The modern reader might well protest that there is no conflict between the two, but matters were different in the late nineteenth century. Women lacked access to higher education and to most forms of paid employment. Married women were essentially their husband’s chattels, and they had no control over their own fertility. In the Nordic countries, a debate over sexual morality raged, pitting radicals like Brandes (translator of J.S. Mill’s On the Subjection of Women) against those who advocated applying the same standards of chastity to men as to women. Benedictsson found herself caught between the two opposing camps. She sought liberty and self-realisation, breaking free of the restrictions imposed by marriage, but she did not view ‘free love’ as a desirable goal. The clash between Brandes’ and Benedictsson’s views was such that their short-lived relationship was doomed from the first.

In a 2022 interview with the Swedish magazine Vi, Åsbrink describes her indignation on discovering previous biographers’ obsession with Benedictsson’s sexuality. Accordingly, she resolved to release Benedictsson ‘from the gynaecologist’s chair’. In an early chapter, she asks ironically, ‘Is there any male writer whose sexual fears, love for his offspring or erotic “normality” has been so thoroughly investigated, even by the Swedish Academy?’ Double standards continue to be applied to male and female writers and intellectuals, even in the present day. While Åsbrink’s emphasis lies on Benedictsson’s life rather than on an analysis of her works, she carefully avoids drawing pat conclusions from biographical facts or from Benedictsson’s own private diary. After all, Benedictsson was first and foremost a writer of imaginative literature. Accounts of her own experiences were transmuted by a writer’s vision. In distinguishing between verifiable facts and Benedictsson’s literary self-representation, Åsbrink has struck a skilful balance. While her biography of Benedictsson is properly circumspect about what is unknowable, it is no dry, academic text, but a compelling account of a passionate literary life.          

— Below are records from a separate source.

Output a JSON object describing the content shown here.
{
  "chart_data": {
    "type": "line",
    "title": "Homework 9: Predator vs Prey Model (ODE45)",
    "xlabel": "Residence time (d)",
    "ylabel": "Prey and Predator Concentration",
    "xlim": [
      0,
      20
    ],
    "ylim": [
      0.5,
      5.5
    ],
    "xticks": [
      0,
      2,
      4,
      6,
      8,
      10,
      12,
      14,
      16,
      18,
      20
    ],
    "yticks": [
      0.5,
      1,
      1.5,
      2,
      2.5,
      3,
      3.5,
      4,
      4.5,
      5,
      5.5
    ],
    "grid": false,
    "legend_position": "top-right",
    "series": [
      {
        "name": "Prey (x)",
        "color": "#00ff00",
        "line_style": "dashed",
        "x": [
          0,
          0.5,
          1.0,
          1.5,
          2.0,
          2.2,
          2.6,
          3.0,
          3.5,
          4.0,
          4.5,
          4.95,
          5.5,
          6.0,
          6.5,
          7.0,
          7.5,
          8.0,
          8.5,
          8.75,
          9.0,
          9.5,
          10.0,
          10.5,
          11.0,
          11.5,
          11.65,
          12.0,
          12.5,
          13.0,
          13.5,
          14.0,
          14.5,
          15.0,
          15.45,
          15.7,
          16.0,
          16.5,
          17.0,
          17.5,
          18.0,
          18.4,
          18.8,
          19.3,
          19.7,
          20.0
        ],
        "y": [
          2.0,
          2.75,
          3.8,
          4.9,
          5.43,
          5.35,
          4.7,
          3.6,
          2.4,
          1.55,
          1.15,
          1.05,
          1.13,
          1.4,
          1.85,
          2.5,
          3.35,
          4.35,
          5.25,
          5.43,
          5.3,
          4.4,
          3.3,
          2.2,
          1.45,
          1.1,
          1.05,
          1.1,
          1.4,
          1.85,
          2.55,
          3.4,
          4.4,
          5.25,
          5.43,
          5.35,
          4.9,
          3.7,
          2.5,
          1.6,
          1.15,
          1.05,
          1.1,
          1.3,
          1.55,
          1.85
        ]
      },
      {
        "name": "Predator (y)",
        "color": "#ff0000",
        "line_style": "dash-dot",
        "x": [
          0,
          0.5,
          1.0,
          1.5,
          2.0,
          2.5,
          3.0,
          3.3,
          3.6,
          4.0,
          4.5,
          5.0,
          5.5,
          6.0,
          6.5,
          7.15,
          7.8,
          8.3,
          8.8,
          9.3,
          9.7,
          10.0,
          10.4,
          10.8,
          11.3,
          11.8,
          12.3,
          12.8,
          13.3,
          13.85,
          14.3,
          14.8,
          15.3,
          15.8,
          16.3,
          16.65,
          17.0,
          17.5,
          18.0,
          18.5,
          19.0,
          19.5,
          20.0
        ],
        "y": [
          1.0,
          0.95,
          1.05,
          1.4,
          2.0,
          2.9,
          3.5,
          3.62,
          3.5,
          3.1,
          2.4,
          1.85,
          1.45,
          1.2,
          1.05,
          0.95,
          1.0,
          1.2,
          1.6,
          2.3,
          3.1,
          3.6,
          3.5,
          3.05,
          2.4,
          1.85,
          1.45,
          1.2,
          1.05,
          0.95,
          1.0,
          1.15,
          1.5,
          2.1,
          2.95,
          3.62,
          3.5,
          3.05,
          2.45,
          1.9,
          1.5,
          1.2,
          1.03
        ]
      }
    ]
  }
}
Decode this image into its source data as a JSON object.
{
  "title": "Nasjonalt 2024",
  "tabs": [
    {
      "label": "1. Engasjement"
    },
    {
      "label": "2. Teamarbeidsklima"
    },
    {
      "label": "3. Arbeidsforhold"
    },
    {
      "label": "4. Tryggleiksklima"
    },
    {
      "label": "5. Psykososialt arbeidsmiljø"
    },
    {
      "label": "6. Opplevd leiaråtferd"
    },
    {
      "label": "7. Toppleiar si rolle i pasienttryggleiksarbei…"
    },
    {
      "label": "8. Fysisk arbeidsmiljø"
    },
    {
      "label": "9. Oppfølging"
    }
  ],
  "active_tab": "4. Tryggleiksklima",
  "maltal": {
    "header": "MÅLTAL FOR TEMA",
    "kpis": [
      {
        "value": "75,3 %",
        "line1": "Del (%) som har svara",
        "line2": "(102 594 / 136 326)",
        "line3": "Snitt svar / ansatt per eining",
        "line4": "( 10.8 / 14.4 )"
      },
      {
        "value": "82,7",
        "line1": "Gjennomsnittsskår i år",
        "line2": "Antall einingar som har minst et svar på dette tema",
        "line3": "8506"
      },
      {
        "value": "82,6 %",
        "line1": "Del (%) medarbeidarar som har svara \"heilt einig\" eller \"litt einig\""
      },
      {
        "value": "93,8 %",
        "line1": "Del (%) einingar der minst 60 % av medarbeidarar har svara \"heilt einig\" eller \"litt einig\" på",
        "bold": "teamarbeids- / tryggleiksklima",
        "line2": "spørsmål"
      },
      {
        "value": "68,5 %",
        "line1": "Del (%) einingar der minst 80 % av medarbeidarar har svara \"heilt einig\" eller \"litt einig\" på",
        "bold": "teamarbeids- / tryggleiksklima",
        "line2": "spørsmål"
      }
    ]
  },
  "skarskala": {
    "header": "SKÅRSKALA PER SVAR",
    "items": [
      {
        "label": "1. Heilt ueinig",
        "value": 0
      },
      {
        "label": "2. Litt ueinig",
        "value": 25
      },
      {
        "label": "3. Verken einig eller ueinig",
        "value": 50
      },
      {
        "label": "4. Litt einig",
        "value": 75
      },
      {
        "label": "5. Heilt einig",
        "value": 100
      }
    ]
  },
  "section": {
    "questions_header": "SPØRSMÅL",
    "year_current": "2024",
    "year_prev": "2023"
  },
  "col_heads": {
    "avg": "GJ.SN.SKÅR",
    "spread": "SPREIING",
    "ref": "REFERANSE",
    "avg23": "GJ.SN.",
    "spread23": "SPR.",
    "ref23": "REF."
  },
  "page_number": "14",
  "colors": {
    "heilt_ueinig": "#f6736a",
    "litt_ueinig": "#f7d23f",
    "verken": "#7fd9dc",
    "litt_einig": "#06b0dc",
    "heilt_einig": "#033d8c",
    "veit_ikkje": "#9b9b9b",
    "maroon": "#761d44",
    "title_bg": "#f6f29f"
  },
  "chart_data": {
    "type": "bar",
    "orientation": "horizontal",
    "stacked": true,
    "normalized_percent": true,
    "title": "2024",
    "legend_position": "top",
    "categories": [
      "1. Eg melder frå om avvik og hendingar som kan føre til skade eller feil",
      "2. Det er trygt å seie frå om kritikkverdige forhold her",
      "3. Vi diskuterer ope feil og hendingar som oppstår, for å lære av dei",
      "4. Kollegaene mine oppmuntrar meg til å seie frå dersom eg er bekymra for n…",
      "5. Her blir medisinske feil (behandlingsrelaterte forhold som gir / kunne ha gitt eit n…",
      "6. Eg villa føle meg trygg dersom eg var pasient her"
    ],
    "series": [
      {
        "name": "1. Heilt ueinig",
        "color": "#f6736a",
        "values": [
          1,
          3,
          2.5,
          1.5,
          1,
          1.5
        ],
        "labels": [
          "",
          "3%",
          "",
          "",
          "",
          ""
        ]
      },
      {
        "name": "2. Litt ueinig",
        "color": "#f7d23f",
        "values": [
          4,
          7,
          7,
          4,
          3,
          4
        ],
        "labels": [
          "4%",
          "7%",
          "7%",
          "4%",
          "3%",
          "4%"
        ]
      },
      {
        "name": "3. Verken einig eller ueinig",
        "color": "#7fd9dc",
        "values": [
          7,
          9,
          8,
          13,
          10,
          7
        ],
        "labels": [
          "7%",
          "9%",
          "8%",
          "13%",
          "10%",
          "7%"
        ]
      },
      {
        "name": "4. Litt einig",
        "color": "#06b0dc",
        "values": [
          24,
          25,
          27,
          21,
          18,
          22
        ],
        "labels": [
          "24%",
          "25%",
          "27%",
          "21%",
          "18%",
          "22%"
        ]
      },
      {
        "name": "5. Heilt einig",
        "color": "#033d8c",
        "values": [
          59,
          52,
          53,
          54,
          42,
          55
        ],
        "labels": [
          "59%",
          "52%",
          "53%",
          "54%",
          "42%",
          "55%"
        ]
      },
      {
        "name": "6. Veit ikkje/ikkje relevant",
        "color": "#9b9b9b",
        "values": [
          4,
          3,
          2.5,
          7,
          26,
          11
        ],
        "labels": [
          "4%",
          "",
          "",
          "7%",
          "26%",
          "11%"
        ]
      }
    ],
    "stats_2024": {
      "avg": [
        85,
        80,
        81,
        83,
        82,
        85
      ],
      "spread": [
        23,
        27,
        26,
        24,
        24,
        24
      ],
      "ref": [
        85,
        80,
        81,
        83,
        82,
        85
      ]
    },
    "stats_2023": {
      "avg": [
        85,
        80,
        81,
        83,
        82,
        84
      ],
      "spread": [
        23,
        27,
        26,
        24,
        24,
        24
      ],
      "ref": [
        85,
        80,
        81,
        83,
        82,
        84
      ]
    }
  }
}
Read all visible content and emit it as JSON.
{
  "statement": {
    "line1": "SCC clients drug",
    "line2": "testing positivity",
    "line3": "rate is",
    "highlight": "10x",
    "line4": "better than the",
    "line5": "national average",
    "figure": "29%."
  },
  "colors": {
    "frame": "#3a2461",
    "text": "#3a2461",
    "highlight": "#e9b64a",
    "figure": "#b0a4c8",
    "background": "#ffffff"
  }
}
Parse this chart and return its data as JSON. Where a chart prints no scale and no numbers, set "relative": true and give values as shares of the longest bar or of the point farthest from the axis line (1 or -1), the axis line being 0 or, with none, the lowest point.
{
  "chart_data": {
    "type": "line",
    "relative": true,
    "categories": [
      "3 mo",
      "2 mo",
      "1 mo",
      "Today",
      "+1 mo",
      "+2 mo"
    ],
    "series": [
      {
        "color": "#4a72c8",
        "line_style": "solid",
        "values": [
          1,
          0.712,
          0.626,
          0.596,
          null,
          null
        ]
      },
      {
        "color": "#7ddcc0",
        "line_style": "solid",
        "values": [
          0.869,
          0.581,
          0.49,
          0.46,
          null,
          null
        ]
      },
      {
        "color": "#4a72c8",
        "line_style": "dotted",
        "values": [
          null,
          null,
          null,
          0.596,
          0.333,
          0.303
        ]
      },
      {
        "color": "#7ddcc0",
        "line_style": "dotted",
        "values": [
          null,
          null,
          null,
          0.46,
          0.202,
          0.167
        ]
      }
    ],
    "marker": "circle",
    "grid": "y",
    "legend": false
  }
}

Elisabeth Åsbrink smiling in front of brown background.
Elisabeth Åsbrink. Photo: Sören Vilks
About

Mitt stora vackra hat

Bokförlaget Polaris, 2022

545 pages

Foreign rights: Nordin Agency

In 2022, Mitt stora vackra hat won Lotten von Kræmer’s grand prize for non-fiction. Elisabeth Åsbrink won the August Prize in 2011 for Och i Wienerwald står träden kvar (And in the Vienna Woods the Trees Remain, tr. by Saskia Vogel), and was nominated in 2016 for 1947 (1947: When Now Begins, tr. by Fiona Graham).

Victoria Benedictsson’s novel Pengar is available in Sarah Death’s translation as Money (Norvik Press, 2011, 2nd edition).